Everyone reacts differently to crises and the stresses that they bring about. Victor did everything he could to survive. Jumping from building to building and doing what he could to stave off certain death. Not everyone reacts this way. Some freeze like those who stood dumbfounded as they watched the wall of debris and water sweep them off their feet. Others, like the Musantte family, went into a hysterics. As Victor dealt with the danger of managing his plank of a ship through waters tangled with barbed wire, rafter beams and trees being pushed up and sunk back into the water he watched as the Musantte family frantically tried to pack their Saratoga trunk with all their household possessions. Moments later, the barn floor they were adrift upon was smashed and the entire family drowned.
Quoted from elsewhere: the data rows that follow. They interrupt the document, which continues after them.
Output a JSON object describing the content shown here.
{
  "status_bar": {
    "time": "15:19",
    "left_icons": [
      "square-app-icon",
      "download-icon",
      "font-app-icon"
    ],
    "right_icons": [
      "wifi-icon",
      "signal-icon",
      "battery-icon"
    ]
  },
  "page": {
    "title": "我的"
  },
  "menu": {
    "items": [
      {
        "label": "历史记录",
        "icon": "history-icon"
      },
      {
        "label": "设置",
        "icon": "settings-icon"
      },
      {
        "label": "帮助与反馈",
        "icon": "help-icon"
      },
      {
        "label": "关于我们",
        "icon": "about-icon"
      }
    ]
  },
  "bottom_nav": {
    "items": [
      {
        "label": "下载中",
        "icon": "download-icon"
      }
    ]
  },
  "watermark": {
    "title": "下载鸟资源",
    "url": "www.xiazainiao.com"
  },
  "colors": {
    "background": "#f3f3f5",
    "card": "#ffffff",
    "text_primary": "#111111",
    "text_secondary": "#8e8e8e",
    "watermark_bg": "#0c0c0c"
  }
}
Eventually, Victor found himself on the roof of a two-story brick building that had withstood the raging flood. He huddled there with nineteen other people. He watched Anna Fenn drift by clinging to a tar bucket that had spilled its contents all over her. A mere ten minutes had elapsed from the time the family barn was hit by the wave until he found his final refuge. In the distance, the stone bridge of the Pennsylvania Railroad had acted as a dam, capturing all the debris and bodies. Sometime that night, the debris caught fire. Years later, Victor would reminisce: “I can still hear the maddened shrieks of the men, women and children, as the flames approached. I joined the rescue squads and we struggled for hours trying to release them from this funeral pyre, but our efforts were tragically hampered by the lack of axes and other tools. We could not save them all. It was horrible to watch helplessly while people, many of whom I actually knew, were being devoured in the holocaust.”

Victor Heiser would leave Johnstown, work a few odd jobs, and then enroll in medical school. As a medical doctor in the Navy, he travelled the world for three decades working to prevent disease, rather than just cure it. That Victor Heiser survived his ordeal is nothing short of a miracle. His fight for survival was an intensely personal one, almost selfish in that he was fighting for himself while others died around him. What he could never have known, as he clung to the side of the Fenn house or ran across the rolling barn, was that his fight for survival ended up saving so many more lives. For, sometimes all it takes are the selfish, instinctual survival behaviors of one person to have a selfless impact on the lives of millions.

 

Editors Note: A version of this article first appeared in the January 2015 print issue of American Survival Guide.